Question

lesson 5 practice problems 1 a restaurant offers delivery for their pizzas for a fee added to the price of the pizzas. one customer pays $25 to have 2 pizzas delivered. another customer pays $58 to have 5 pizzas delivered. how many pizzas are delivered to a customer who paid $80?

Explanation:

Step1: Define variables

Let \( x \) be the number of pizzas and \( y \) be the total cost (in dollars).

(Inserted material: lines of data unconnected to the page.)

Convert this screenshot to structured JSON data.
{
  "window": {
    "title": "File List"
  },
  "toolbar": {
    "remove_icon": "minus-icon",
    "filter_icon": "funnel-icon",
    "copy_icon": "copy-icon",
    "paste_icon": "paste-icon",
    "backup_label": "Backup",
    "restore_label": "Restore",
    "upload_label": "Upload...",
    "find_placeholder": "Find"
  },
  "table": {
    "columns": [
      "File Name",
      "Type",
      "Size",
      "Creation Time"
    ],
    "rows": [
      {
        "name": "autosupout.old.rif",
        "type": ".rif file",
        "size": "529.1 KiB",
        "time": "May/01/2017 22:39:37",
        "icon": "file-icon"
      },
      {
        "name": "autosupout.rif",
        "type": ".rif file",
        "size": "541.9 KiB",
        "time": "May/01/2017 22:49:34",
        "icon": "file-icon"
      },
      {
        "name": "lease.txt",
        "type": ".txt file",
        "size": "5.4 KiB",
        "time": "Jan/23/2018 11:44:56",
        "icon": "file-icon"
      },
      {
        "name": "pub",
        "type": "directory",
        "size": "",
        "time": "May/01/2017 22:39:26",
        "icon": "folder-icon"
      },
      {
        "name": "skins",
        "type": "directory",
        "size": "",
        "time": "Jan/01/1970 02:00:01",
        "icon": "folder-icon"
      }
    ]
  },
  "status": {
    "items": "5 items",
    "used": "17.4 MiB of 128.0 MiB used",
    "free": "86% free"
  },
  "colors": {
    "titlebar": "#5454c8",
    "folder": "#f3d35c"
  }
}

The cost can be modeled as a linear equation \( y = mx + b \), where \( m \) is the cost per pizza and \( b \) is the delivery fee.

Step2: Set up equations

For the first customer: \( 25 = 2m + b \)
For the second customer: \( 58 = 5m + b \)

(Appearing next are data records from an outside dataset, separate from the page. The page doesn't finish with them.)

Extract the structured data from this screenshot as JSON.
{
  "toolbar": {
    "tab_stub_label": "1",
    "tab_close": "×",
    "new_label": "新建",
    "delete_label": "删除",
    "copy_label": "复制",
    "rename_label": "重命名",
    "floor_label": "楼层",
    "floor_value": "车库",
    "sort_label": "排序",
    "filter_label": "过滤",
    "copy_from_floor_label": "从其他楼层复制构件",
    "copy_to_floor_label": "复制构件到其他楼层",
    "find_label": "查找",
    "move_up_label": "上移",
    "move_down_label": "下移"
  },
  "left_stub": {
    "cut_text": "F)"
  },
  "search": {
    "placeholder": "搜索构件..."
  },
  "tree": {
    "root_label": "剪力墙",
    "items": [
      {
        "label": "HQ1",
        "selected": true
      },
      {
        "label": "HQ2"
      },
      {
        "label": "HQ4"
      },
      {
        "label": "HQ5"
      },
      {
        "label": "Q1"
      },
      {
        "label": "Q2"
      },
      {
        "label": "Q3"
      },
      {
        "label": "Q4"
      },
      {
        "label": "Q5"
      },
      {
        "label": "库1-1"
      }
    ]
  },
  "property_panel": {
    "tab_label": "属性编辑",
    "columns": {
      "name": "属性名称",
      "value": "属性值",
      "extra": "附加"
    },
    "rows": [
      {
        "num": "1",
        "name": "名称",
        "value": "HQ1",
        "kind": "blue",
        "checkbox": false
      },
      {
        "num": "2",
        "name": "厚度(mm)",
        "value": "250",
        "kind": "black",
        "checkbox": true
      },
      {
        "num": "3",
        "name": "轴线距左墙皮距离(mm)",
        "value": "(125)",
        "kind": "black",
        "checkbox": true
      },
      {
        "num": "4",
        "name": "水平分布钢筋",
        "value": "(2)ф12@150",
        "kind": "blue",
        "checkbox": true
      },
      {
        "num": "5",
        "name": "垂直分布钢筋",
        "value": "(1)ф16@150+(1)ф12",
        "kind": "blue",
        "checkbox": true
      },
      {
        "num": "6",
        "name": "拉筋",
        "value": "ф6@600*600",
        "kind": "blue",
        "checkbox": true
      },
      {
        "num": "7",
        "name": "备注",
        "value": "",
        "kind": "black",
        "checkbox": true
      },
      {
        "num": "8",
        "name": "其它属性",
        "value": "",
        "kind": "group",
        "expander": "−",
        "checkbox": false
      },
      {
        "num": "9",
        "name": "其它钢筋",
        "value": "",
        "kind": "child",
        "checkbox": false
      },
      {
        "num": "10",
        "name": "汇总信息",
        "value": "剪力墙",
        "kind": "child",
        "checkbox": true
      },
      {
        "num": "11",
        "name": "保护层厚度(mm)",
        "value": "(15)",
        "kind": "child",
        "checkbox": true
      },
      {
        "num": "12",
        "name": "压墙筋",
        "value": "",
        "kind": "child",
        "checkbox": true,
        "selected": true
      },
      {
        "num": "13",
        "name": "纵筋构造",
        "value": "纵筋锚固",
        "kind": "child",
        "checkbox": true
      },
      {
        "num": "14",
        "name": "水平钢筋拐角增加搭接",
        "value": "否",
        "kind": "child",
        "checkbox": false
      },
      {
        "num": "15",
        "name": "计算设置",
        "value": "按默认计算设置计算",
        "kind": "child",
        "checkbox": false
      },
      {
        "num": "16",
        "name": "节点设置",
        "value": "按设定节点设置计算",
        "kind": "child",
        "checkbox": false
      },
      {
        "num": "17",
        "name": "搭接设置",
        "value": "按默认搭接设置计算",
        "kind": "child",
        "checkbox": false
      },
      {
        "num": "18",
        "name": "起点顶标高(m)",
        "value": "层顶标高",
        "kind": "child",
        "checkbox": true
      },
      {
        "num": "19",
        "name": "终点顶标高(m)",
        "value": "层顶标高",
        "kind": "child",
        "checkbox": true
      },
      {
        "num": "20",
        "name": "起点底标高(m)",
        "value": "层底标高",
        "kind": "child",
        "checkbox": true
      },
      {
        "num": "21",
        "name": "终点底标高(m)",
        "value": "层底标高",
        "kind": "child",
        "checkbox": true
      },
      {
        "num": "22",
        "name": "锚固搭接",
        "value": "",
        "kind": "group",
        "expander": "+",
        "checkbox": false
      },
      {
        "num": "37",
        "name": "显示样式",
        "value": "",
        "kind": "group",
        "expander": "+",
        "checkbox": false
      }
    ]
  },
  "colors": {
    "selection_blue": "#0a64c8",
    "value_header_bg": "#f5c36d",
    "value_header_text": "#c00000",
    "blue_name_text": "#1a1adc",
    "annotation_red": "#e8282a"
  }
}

Step3: Subtract equations to find \( m \)

Subtract the first equation from the second:
\( 58 - 25 = 5m + b - (2m + b) \)
\( 33 = 3m \)
Solve for \( m \): \( m = \frac{33}{3} = 11 \)

Step4: Find \( b \) using \( m \)

Substitute \( m = 11 \) into \( 25 = 2m + b \):
\( 25 = 2(11) + b \)
\( 25 = 22 + b \)
Solve for \( b \): \( b = 25 - 22 = 3 \)

Step5: Find \( x \) when \( y = 80 \)

Use \( y = 11x + 3 \) and set \( y = 80 \):
\( 80 = 11x + 3 \)
Subtract 3: \( 77 = 11x \)
Solve for \( x \): \( x = \frac{77}{11} = 7 \)

Answer:

7